Иерусалим — страница 280 из 317

Уорренша только уставилась на него, с недоверием хлопая жуткими глазищами.

– И ты ударился ногой?

– Нет-нет, все прошло идеально, но они попросили еще дубль. И на второй попытке, когда я перескакивал, нога зацепилась за перила.

На ее лице разыгралась поножовщина между жалостью и презрением, где из-за угла выглядывал шок и ни черта не торопился их разнимать.

– «Они»? – она уставилась на него, как на неожиданного гостя в чашке Петри. – «Они попросили еще дубль»? Киношники в твоей голове, Боб, попросили еще дубль. Это ты мне пытаешься сказать?

Да, это и пытался, и прямым текстом говорил, и сейчас жалел об этом. Знание в руках нестабильной художницы – оружие. Возможно, оружие вроде пилочки для ногтей – не особо мужественное, но очень коварное, например если воткнуть в глаз. В результате Стадс оказался на милости Уорренши, и если он не разгадает дело Блейка, то его репутации конец. Обычный шантаж чистой воды. Только не такой уж чистый. И не обычный.

Он устало тянется за кожанкой, которая, рационализирует он, скажем, заменяет его обычный тренчкот, который прополаскивают от крови и алкоголя в химчистке плюс зашивают невидимыми швами многочисленные дырки от пуль.

– Моль, – так он отшутится, когда в химчистке спросят, откуда они. – Моль 38-го калибра.

Оставив секретарше короткую записку относительно предпочтений на ужин, Стадс выволакивает свой морально изувеченный остов на беспощадный свет и направляется к машине – или настоящие янки говорят «автомобиль»?

Двадцать минут спустя он вспоминает, откуда у него на лбу сетка морщин в виде карты «ИнтерСити» [173], пока с досадой проталкивается по очередному пандусу на уровень выше в забитом многоэтажном автопаркинге «Гросвенор-центр». Кто бы мог подумать, что в пятницу здесь бывает столько людей? Наконец он отыгрывает парковочное место, угрожающе вытаращившись на убеленную сединами старушку в «Ситроэне», и, когда расплачивается и предъявляется на выезде, съезжает на лифте в тиннитусный шум и шип нижнего этажа торгового центра. Стадс лавирует через расслабленный человеческий прибой, среди мамашек с хвостами на резинках, которые правят путь с потомством в экранированных колясках величавым церемониальным шагом по поблескивающей плитке с электрической подсветкой; между странно маргинальными и призрачными подростками, которые ограничиваются в своем бунте усмешкой, шерстяным джемпером и неоспариваемым узурпированием скамейки перед «Боди-шопом». Стадс кривит губу на бок в попытке передать все презрение, пока не замечает, что гуляющие шоперы поглядывают на него с тревогой, подумав, что он пострадал или поправляется от инсульта. Свернув направо из бормочущего пассажа в коридор, что раньше звался Лесной улицей, Стадс упрямо продвигается к свету за стеклянными дверями в конце прохода.

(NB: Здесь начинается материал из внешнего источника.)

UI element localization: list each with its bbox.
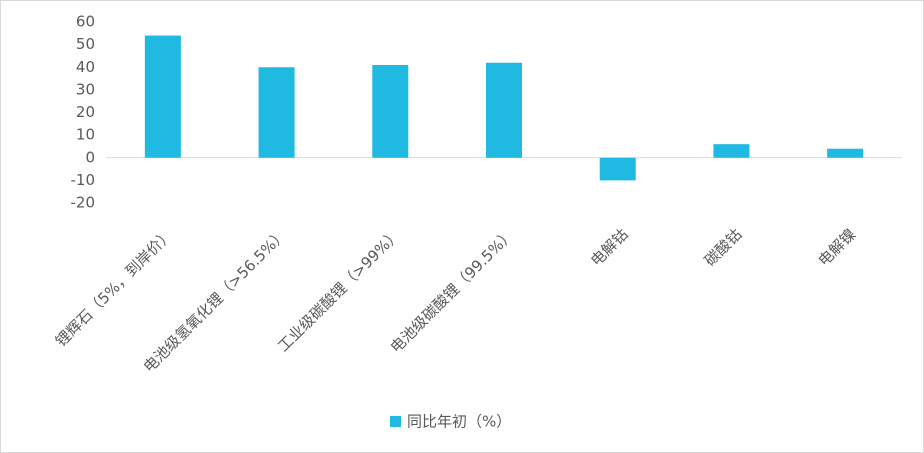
y-tick-label: 50 — [76, 35, 95, 53]
bar — [713, 144, 750, 158]
bar — [144, 35, 181, 158]
y-tick-label: -10 — [71, 171, 96, 189]
y-tick-label: -20 — [71, 194, 96, 212]
y-tick-label: 30 — [76, 80, 95, 98]
bar — [372, 64, 409, 158]
legend-swatch — [390, 416, 401, 427]
y-tick-label: 40 — [76, 58, 95, 76]
bar — [486, 62, 522, 158]
bar — [599, 157, 636, 181]
bar — [827, 148, 864, 158]
y-tick-label: 0 — [85, 148, 95, 166]
legend-label: 同比年初（%） — [407, 413, 511, 431]
bar — [258, 67, 295, 158]
y-tick-label: 10 — [76, 126, 95, 144]
y-tick-label: 20 — [76, 103, 95, 121]
y-tick-label: 60 — [76, 13, 95, 31]
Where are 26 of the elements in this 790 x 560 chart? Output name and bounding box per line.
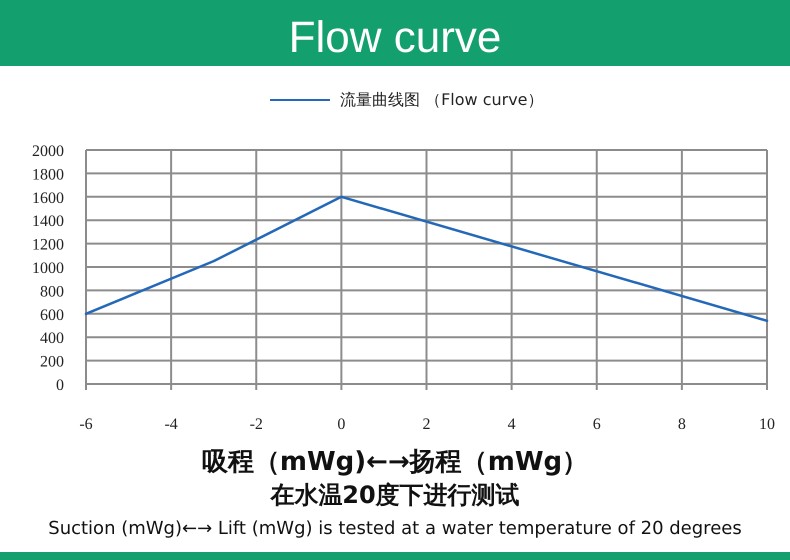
- chart-title: Flow curve: [288, 13, 502, 62]
- x-axis-title: 吸程（mWg)←→扬程（mWg）: [202, 447, 588, 477]
- x-tick-label: 0: [337, 416, 346, 433]
- y-tick-label: 800: [40, 283, 64, 300]
- y-tick-label: 2000: [32, 143, 64, 160]
- y-tick-label: 1000: [32, 260, 64, 277]
- x-tick-label: 4: [508, 416, 516, 433]
- text: 在水温20度下进行测试: [269, 481, 520, 509]
- y-tick-label: 1200: [32, 236, 64, 254]
- x-tick-label: 6: [592, 416, 601, 433]
- y-tick-label: 1800: [32, 166, 64, 184]
- x-tick-label: 8: [678, 416, 686, 433]
- x-tick-label: -6: [79, 416, 93, 433]
- text: Suction (mWg)←→ Lift (mWg) is tested at a water temperature of 20 degrees: [48, 518, 742, 539]
- x-tick-label: 10: [759, 416, 775, 433]
- y-tick-label: 200: [40, 354, 64, 371]
- y-tick-label: 600: [40, 306, 64, 324]
- y-tick-label: 0: [56, 377, 64, 394]
- y-tick-label: 1600: [32, 190, 64, 207]
- y-tick-label: 400: [40, 330, 64, 348]
- y-tick-label: 1400: [32, 213, 64, 230]
- x-tick-label: -2: [250, 416, 263, 433]
- line-series: [84, 196, 768, 322]
- x-tick-label: -4: [164, 416, 178, 433]
- legend-label: 流量曲线图 （Flow curve）: [340, 90, 544, 109]
- x-tick-label: 2: [422, 416, 430, 433]
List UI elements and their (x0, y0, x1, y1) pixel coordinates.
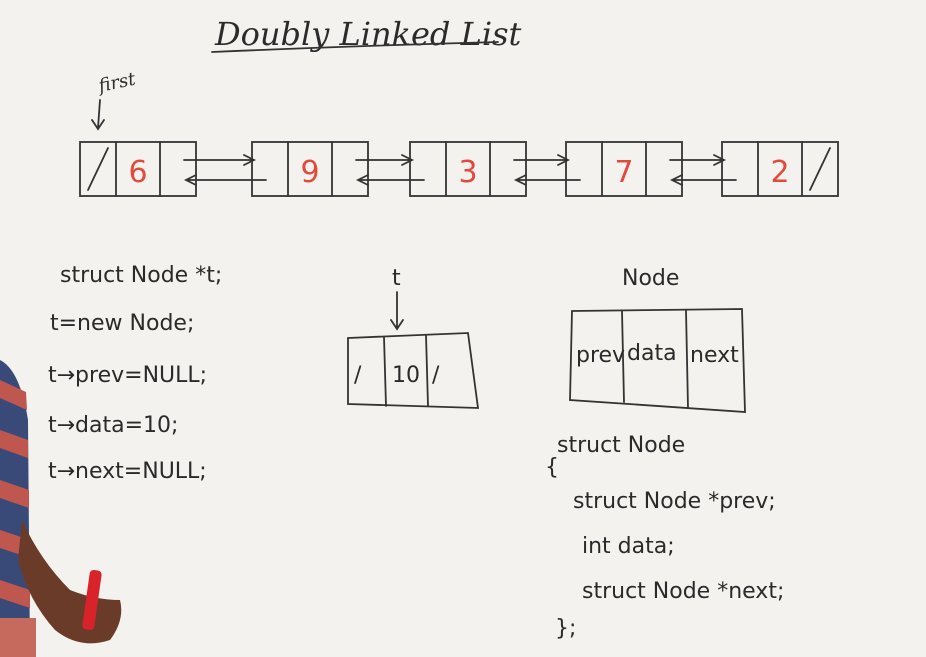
list-node-value: 3 (458, 155, 477, 190)
list-node-value: 7 (614, 155, 633, 190)
pointer-t-arrow (390, 291, 404, 331)
node-structure: prev data next (569, 308, 746, 413)
linked-list: 6 9 3 7 2 (79, 141, 839, 197)
new-node: / 10 / (347, 332, 480, 409)
node-field-data: data (627, 341, 677, 366)
list-node-box (721, 141, 839, 197)
code-line: t→next=NULL; (48, 459, 207, 484)
node-structure-divider (621, 310, 625, 403)
code-line: t=new Node; (50, 311, 194, 336)
node-label: Node (622, 266, 679, 291)
code-line: t→data=10; (48, 413, 178, 438)
title-underline (211, 41, 499, 53)
new-node-data: 10 (392, 363, 420, 388)
next-arrow (355, 154, 415, 166)
list-node-box (409, 141, 527, 197)
prev-arrow (513, 174, 581, 186)
code-line: int data; (582, 534, 675, 559)
code-left: struct Node *t; t=new Node; t→prev=NULL;… (48, 263, 222, 484)
next-arrow (669, 154, 727, 166)
next-arrow (513, 154, 571, 166)
new-node-divider (425, 334, 429, 407)
list-node-value: 6 (128, 155, 147, 190)
list-node-value: 2 (770, 155, 789, 190)
list-node-box (79, 141, 197, 197)
page-title: Doubly Linked List (214, 15, 521, 53)
red-marker (82, 569, 102, 631)
next-arrow (183, 154, 257, 166)
list-node-box (565, 141, 683, 197)
new-node-next: / (432, 363, 440, 388)
list-node-prev-null (87, 147, 109, 191)
pointer-t-label: t (392, 266, 401, 291)
list-node-box (251, 141, 369, 197)
presenter-arm-stripe (0, 618, 36, 657)
new-node-prev: / (354, 363, 362, 388)
prev-arrow (669, 174, 737, 186)
code-line: t→prev=NULL; (48, 363, 207, 388)
code-line: struct Node *next; (582, 579, 784, 604)
new-node-box (347, 332, 480, 409)
list-node-next-null (809, 147, 831, 191)
code-line: struct Node (557, 433, 685, 458)
node-field-prev: prev (576, 343, 625, 368)
presenter (0, 360, 122, 657)
node-field-next: next (690, 343, 739, 368)
code-line: struct Node *prev; (573, 489, 776, 514)
node-structure-divider (685, 309, 689, 409)
code-line: struct Node *t; (60, 263, 222, 288)
list-node-value: 9 (300, 155, 319, 190)
first-arrow (91, 99, 105, 131)
code-line: }; (555, 616, 576, 641)
code-line: { (545, 455, 559, 480)
code-right: struct Node { struct Node *prev; int dat… (545, 433, 784, 641)
new-node-divider (383, 336, 387, 407)
prev-arrow (355, 174, 425, 186)
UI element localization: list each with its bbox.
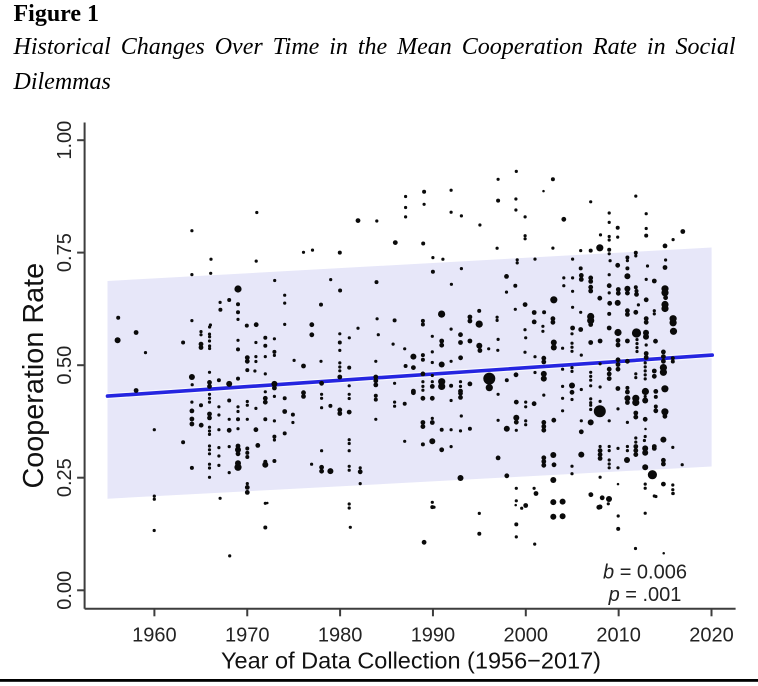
- svg-text:Year of Data Collection (1956−: Year of Data Collection (1956−2017): [221, 648, 601, 674]
- svg-text:2000: 2000: [504, 625, 549, 647]
- svg-text:0.75: 0.75: [54, 233, 76, 272]
- svg-text:1980: 1980: [318, 625, 363, 647]
- svg-text:1990: 1990: [411, 625, 456, 647]
- svg-text:Cooperation Rate: Cooperation Rate: [18, 263, 50, 489]
- svg-text:2020: 2020: [689, 625, 734, 647]
- svg-text:2010: 2010: [596, 625, 641, 647]
- svg-text:b = 0.006: b = 0.006: [603, 562, 687, 584]
- svg-text:0.50: 0.50: [54, 346, 76, 385]
- svg-text:p = .001: p = .001: [608, 584, 682, 606]
- svg-text:0.25: 0.25: [54, 458, 76, 497]
- svg-text:1970: 1970: [225, 625, 270, 647]
- svg-text:1960: 1960: [132, 625, 177, 647]
- svg-text:0.00: 0.00: [54, 571, 76, 610]
- svg-text:1.00: 1.00: [54, 121, 76, 160]
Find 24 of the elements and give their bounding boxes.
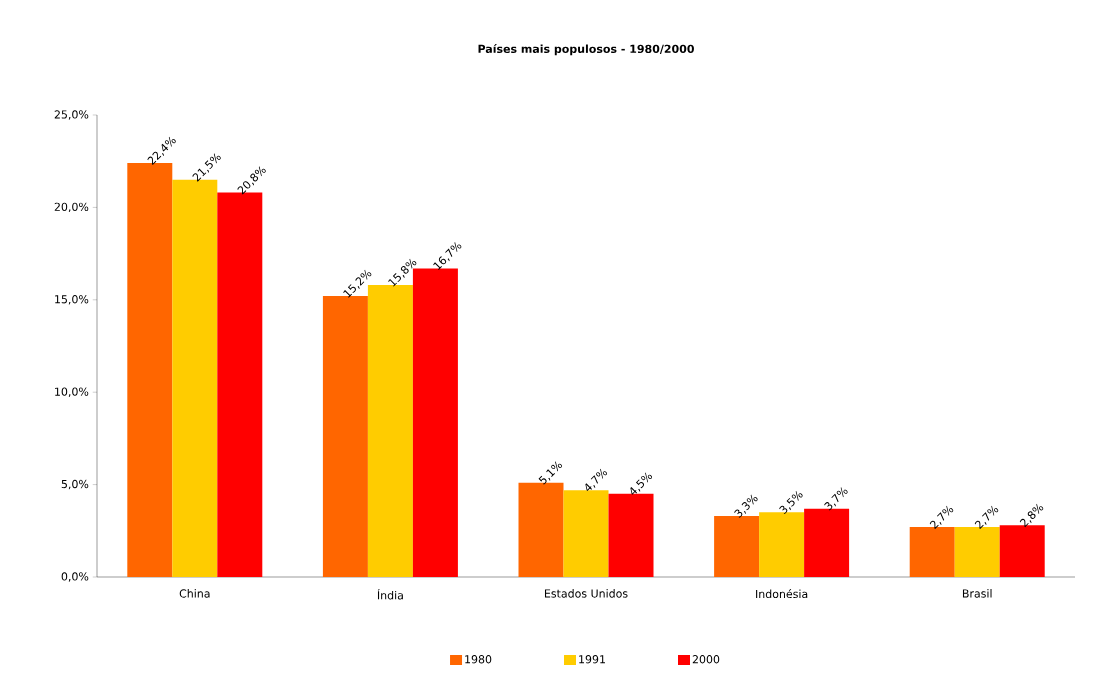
bar xyxy=(909,527,955,577)
y-tick-label: 10,0% xyxy=(55,387,89,397)
x-tick-label: Índia xyxy=(377,589,403,600)
bar xyxy=(999,525,1045,577)
bar xyxy=(714,516,760,577)
bar xyxy=(322,296,368,577)
legend-label: 1980 xyxy=(465,655,492,664)
bar xyxy=(127,163,173,577)
legend-label: 1991 xyxy=(579,655,605,664)
legend-label: 2000 xyxy=(692,655,720,664)
y-tick-label: 20,0% xyxy=(54,202,89,213)
chart-title: Países mais populosos - 1980/2000 xyxy=(478,44,694,56)
bar xyxy=(954,527,1000,577)
bar xyxy=(759,512,805,577)
bar xyxy=(563,490,609,577)
y-tick-label: 0,0% xyxy=(61,572,89,582)
y-tick-label: 15,0% xyxy=(55,295,89,305)
x-tick-label: China xyxy=(179,589,210,598)
y-tick-label: 25,0% xyxy=(54,110,89,120)
x-tick-label: Indonésia xyxy=(756,589,808,599)
y-tick-label: 5,0% xyxy=(61,479,89,490)
bar xyxy=(608,493,654,577)
x-tick-label: Estados Unidos xyxy=(544,589,628,598)
x-tick-label: Brasil xyxy=(962,589,992,598)
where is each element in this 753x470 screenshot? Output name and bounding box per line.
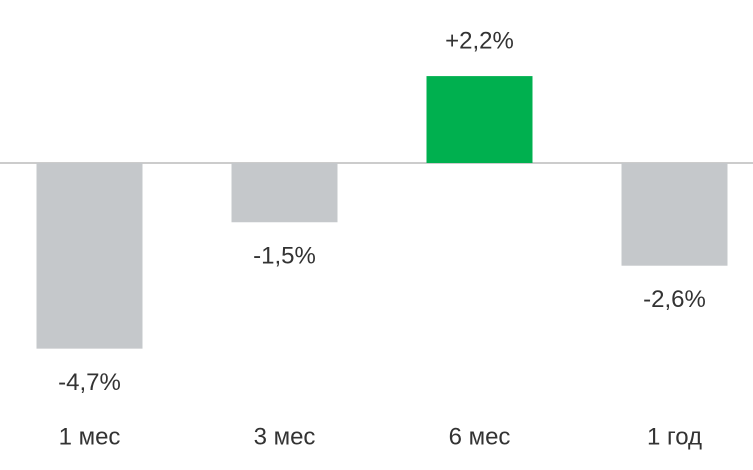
x-tick-label: 1 год [647,423,702,450]
value-label: -1,5% [253,243,316,270]
bar [231,163,338,223]
bar [621,163,728,266]
bar [36,163,143,349]
bar [426,76,533,163]
value-label: -4,7% [58,369,121,396]
x-tick-label: 6 мес [449,423,511,450]
x-tick-label: 1 мес [59,423,121,450]
x-tick-label: 3 мес [254,423,316,450]
value-label: -2,6% [643,286,706,313]
value-label: +2,2% [445,27,514,54]
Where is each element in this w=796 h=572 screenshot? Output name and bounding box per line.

Розовый склон Абингтонской улицы кажется погруженным в уныние, несмотря на соцветия весеннего солнца, что вразброс прорывается через хлипкое облако. Некогда главная улица города, где гуляли все девчонки, теперь она словно смирилась с осознанием, что больше никому не сдалась. Не высовывается, не попадается на глаза и искренне надеется, что ее проглядят в грядущей волне сокращений. Она словно прячется со стыда от зоркого ока Стадса, как когда признаешь в какой-то потасканной шлюшке-наркоманке учительницу из первого класса – хотя ему и не выпадало такой невероятной встречи. Уж точно не с мисс Уиггинс. Твою-то мать. Теперь он жалеет, что представил. Настоящий частный сыщик, говорит Стадс себе, умеет придумывать такие хард-бойлд метафоры, от которых его самого потом не мутит. Размозженный череп как разбитая горчичница, например, – вот сравнение и по делу, и деликатное. А мисс Уиггинс на патруле вдоль оживленного перекрестка со слуховым аппаратом, в мини-юбке и героиновой отмене – совсем другое дело, и нестираемый образ так глубоко прожегся на коре мозга Стадса, что он уже даже не помнит, что эта чудовищная картина изначально символизировала. Ах да – Абингтонская улица. И как он дошел от нее до… неважно. Просто забудь. Сосредоточься на деле.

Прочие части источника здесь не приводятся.